Stripe uses "Recommended" instead of "Most Popular." Same trick, slightly different framing. Basecamp uses "The only plan" — even bolder, eliminating choice entirely.

According to research compiled by CXL, adding a "Most Popular" badge to the target tier increases selection of that tier by 15–25%. Implementation cost: exactly $0.

Trick 5: Feature matrix confusion

Long feature comparison tables with 30+ rows and checkmarks. Nobody reads them all. That's the point.

The abundance of features makes higher tiers FEEL more valuable without the visitor actually evaluating each one. The checkmarks create a visual pattern: more checkmarks = more value. Your brain shortcuts to "more green = better deal" without doing the math.
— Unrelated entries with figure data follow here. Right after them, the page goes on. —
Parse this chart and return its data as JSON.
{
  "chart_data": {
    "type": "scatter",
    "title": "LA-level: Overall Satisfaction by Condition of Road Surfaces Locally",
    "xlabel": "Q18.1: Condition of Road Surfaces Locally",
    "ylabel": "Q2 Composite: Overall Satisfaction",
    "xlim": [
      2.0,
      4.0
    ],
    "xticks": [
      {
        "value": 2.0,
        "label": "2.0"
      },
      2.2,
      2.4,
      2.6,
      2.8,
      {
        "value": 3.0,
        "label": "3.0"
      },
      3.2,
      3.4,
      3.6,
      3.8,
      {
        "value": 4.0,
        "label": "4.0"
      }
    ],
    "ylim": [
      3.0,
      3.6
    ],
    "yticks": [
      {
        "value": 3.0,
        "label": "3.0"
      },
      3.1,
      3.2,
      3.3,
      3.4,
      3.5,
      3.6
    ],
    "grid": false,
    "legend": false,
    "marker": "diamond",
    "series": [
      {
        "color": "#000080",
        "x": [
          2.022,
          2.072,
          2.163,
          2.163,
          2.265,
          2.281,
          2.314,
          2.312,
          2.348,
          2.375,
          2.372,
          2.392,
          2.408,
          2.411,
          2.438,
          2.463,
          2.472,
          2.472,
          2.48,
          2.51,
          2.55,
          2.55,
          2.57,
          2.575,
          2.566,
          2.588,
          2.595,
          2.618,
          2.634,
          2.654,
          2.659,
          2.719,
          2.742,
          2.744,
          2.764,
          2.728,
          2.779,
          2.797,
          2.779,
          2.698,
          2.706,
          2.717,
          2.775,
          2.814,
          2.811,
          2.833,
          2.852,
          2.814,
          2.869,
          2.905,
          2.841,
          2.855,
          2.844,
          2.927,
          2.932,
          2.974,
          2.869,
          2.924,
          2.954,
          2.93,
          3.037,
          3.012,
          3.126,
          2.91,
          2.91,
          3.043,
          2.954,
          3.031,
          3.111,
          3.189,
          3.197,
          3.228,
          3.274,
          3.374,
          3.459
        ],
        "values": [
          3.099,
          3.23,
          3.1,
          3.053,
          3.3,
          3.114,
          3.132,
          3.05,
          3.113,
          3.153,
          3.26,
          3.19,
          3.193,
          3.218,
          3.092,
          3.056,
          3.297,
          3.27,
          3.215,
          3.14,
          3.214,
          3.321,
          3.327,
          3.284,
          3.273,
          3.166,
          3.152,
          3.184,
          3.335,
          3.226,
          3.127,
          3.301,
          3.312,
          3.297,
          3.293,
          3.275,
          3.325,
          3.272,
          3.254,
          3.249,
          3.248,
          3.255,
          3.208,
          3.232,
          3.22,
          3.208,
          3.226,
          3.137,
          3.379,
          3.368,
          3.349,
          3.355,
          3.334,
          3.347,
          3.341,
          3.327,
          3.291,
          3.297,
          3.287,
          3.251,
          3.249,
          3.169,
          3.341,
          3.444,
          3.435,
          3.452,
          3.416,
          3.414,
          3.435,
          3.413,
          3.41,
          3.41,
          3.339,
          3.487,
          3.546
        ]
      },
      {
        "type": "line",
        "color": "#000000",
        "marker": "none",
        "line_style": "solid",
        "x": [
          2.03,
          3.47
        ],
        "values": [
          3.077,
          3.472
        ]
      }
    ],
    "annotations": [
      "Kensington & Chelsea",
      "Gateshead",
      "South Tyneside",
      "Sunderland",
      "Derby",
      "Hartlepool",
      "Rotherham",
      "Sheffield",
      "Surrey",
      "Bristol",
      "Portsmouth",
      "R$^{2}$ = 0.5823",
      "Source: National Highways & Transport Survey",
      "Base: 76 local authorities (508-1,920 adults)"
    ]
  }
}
Zoom's pricing page has a feature matrix with 40+ items. I counted. Most users need 3–4 of those features. But 40 checkmarks on the Business tier vs. 25 on the Pro tier creates an irresistible visual pull toward Business. 🔍

For builders: include features in your comparison table that your target tier has but the lower tier doesn't. Even minor features — "custom colors," "priority support" — add visual weight that tips the scale.

Trick 6: Charm pricing

$49/month. Not $50. Not $48. Specifically $49.

Charm pricing — ending prices in 9 — still works in B2B SaaS, despite what rational economics would predict. A study by Anderson and Simester at MIT found that prices ending in 9 outsell prices ending in 0 by 8% on average. Even when the 9-ending price is HIGHER.

In one experiment, an item priced at $39 outsold the same item at $34. The $39 price signaled "deal" while buyers read $34 as "cheap quality." This is not rational behavior. That's exactly why it works.

Trick 7: Urgency and scarcity

"Price increases April 1st." "Only 50 seats left at this price." "Early bird pricing ends soon."

FOMO — fear of missing out — activates the same neural pathways as actual loss. Real scarcity drives action. Artificial scarcity drives action too. Your brain processes both the same way.

AppSumo built an entire business model on artificial scarcity. Lifetime deals with countdown timers and "only X left" badges. Their conversion rates on limited-time offers reportedly hit 3–4x their standard rate.

The ethical line matters here: real scarcity ("we're raising prices next quarter because our costs increased") is legitimate. Fake scarcity ("only 3 left!" when the counter resets daily) erodes trust. Use this one carefully.

Now you're dangerous

Every pricing page is a sales page wearing a spreadsheet costume. The numbers look objective. They're not. Every element — tier order, highlighting, badges, feature lists, price endings — guides you toward one specific plan.

Now you see the wires.

Whether you're buying or building, here's my take: use all seven when constructing your own pricing. But never use Trick 7 dishonestly. The first six are framing — presenting the same reality from a favorable angle. The seventh is a promise. Break it and you lose something no pricing trick can buy back.